The stylistic considerations in the painting allow us to place its execution within the highest phase of Tiarini's activity. The typology adopted for the face of the saint, traits of a mature and passionate man, was already used by the painter in the 'Quadrone' (huge painting) of the Miracle of San Domenico that adorns the entrance to the chapel of the mother-church of Bologna in which the body of the founder (1614) is conserved.  The strong chiaroscuro and emphatic gestures, that give rise to powerful trajectories, are typical of the painter during his prolonged activity in Reggio Emilia (1618-1630), as has often been pointed out, and which constitutes the highest and most productive period of his career. In this regard I would draw attention to the frescoes in the west transept of the Basilica of Our Lady of Ghiara, where a similar impetuosity of gestures can be found in the Meeting of Deborah and Barak (1619), or, in the same church, the decoration of the chapel of Monte di Pietà (also in 1619), where the angels with the symbols of the Passion are robust, working class youths, like the one depicted in our painting. I would be remised not to mention a painting executed probably in the same years and sent from Reggio to Bologna, the beautiful Ecstasy of Saint Catherine of Siena (Bologna, Pinacoteca Nazionale), and, for the same type of dynamic composition, a painting of such a different subject such as Rinaldo and Armida in the collection of the Banca Popolare Emilia Romagna.

These are works in which you identify the unusual path followed by Tiarini towards a "Baroque" principle, that is, clarity of subject matter, which was demanded by the Council of Trent, a kind of "illustrated book" for the uneducated (Biblia pauperum). The care taken by the painter in studying the preliminary study of the texts for his subject matter is well known.  The painter’s aim was twofold to demonstrate the detailed richness of the story, while at the same time to lead to a clear understanding of the meaning contained.
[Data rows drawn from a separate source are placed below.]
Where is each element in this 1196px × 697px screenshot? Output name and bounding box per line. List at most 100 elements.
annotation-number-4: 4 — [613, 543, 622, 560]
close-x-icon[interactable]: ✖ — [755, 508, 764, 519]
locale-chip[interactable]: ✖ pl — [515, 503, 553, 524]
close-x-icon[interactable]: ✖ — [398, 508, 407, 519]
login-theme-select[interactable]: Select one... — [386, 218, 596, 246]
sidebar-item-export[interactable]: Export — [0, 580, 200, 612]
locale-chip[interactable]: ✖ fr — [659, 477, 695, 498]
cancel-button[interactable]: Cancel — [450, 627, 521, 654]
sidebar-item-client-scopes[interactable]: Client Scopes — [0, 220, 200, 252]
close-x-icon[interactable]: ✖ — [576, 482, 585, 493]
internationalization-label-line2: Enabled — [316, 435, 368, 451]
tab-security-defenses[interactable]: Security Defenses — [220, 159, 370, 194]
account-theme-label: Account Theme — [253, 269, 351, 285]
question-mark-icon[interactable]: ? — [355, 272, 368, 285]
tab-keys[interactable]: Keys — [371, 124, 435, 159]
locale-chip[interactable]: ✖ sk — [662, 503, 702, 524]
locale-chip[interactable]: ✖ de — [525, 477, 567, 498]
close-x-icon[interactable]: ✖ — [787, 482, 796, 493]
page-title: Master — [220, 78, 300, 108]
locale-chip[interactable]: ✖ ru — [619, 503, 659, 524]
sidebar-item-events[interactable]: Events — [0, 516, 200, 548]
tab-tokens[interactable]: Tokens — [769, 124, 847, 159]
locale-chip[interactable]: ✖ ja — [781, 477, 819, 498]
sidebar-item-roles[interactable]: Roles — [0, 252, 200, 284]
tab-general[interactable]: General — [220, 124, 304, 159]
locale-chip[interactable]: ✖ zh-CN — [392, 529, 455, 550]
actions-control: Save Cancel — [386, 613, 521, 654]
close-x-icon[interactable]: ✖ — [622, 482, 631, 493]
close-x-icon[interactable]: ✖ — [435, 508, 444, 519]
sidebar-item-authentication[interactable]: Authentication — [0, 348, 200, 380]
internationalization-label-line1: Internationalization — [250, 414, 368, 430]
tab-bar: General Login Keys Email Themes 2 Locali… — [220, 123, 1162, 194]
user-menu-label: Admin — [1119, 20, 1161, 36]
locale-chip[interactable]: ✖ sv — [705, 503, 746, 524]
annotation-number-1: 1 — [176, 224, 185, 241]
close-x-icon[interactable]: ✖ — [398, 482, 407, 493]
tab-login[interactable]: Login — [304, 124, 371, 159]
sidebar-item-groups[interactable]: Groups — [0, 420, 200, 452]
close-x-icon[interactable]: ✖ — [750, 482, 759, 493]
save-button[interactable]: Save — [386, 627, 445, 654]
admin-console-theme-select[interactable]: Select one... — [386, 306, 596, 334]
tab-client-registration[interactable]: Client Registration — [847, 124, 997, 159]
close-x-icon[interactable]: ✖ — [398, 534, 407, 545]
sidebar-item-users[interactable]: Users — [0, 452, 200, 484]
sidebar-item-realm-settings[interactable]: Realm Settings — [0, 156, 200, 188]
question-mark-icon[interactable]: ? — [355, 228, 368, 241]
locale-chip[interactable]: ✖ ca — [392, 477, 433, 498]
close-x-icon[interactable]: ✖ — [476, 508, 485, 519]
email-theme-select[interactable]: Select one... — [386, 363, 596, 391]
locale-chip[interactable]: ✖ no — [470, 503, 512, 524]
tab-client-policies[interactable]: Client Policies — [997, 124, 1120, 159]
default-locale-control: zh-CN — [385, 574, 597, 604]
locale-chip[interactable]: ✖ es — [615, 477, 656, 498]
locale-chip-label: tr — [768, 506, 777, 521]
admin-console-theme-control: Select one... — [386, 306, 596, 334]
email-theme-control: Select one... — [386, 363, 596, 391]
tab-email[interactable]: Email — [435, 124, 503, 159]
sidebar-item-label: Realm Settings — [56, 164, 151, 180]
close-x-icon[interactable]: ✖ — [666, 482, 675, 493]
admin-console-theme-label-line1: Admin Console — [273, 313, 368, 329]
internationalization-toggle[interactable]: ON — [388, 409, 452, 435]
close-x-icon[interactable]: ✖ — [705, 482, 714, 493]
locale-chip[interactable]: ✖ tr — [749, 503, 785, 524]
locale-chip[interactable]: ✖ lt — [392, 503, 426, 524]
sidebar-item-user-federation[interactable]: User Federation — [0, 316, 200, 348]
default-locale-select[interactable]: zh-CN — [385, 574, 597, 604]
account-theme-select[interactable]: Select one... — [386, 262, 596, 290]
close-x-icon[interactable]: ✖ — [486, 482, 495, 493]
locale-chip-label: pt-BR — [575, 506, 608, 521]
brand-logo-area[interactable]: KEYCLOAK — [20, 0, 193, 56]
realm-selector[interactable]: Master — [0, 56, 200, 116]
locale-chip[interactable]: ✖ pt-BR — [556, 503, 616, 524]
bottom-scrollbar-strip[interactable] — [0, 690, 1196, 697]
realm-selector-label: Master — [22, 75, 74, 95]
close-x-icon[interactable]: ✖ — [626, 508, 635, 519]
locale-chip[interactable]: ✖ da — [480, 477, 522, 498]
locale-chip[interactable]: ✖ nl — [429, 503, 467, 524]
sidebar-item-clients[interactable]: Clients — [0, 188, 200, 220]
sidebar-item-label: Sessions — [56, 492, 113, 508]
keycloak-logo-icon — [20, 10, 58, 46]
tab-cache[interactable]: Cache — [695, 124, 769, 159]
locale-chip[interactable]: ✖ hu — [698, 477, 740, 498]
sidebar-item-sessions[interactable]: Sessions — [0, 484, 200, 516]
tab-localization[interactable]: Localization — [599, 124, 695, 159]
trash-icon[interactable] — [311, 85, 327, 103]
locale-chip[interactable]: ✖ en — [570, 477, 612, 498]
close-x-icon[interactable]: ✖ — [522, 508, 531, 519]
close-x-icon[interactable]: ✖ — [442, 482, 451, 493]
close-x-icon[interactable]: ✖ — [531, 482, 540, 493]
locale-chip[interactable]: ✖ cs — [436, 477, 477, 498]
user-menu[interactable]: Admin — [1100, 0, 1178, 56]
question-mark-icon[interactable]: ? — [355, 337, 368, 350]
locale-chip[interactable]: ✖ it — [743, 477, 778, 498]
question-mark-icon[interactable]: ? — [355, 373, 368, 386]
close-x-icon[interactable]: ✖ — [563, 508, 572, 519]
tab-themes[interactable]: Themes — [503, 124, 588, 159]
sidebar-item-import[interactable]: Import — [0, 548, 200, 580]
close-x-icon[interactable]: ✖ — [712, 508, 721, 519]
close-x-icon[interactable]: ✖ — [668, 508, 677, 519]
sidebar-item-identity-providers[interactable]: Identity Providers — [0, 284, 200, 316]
Tiarini was described by Carlo Cesare Malvasia as "a great reader": "He possessed too quick and fertile a conception; and yet still before beginning a painting, he read the texts that contained the facts about the story to be represented very well and deeply; reflecting afterwards on the place, the time, the occasion, the means, the purpose, and in short, every circumstance, every incident, in order to then be able to safely play with the embellishments, but never deviating from the real truth as to the essence and substance ".

In our painting the image is born from a careful reflection on the intended meaning: the fervent gestures of the saint restores his commitment to convey to the listener the values of his faith; moreover the playful episode of the angel who carefully composes bunches of wild roses suggests the value of prayer, addressed to the Virgin with a pure soul and full dedication. The use of light contributes to the dramatic effect in that it helps the saint to emerge in his white habit from the darkness of the background suggested by his illuminated gaze, he looks beyond the pulpit that marks the space in which the viewer stands.  [In other words he speaks directly to us, as well as the faithful crowd behind us.]

It is also known how such powers of observation were developed by Tiarini, first thanks to his apprenticeship with Bartolomeo Cesi and then through frequent visits to Florence (where he was sheltered in order to escape the consequences of a dispute) and finally Passignano. In Bologna he strengthened his pictorial vein with the examples of Ludovico Carracci and his most gifted students, so as to acquire a highly composite physiognomy that remains coherent and personal. The painting in question, which can also be recommended for its excellent state of preservation, constitutes an absolutely paradigmatic and unforgettable example.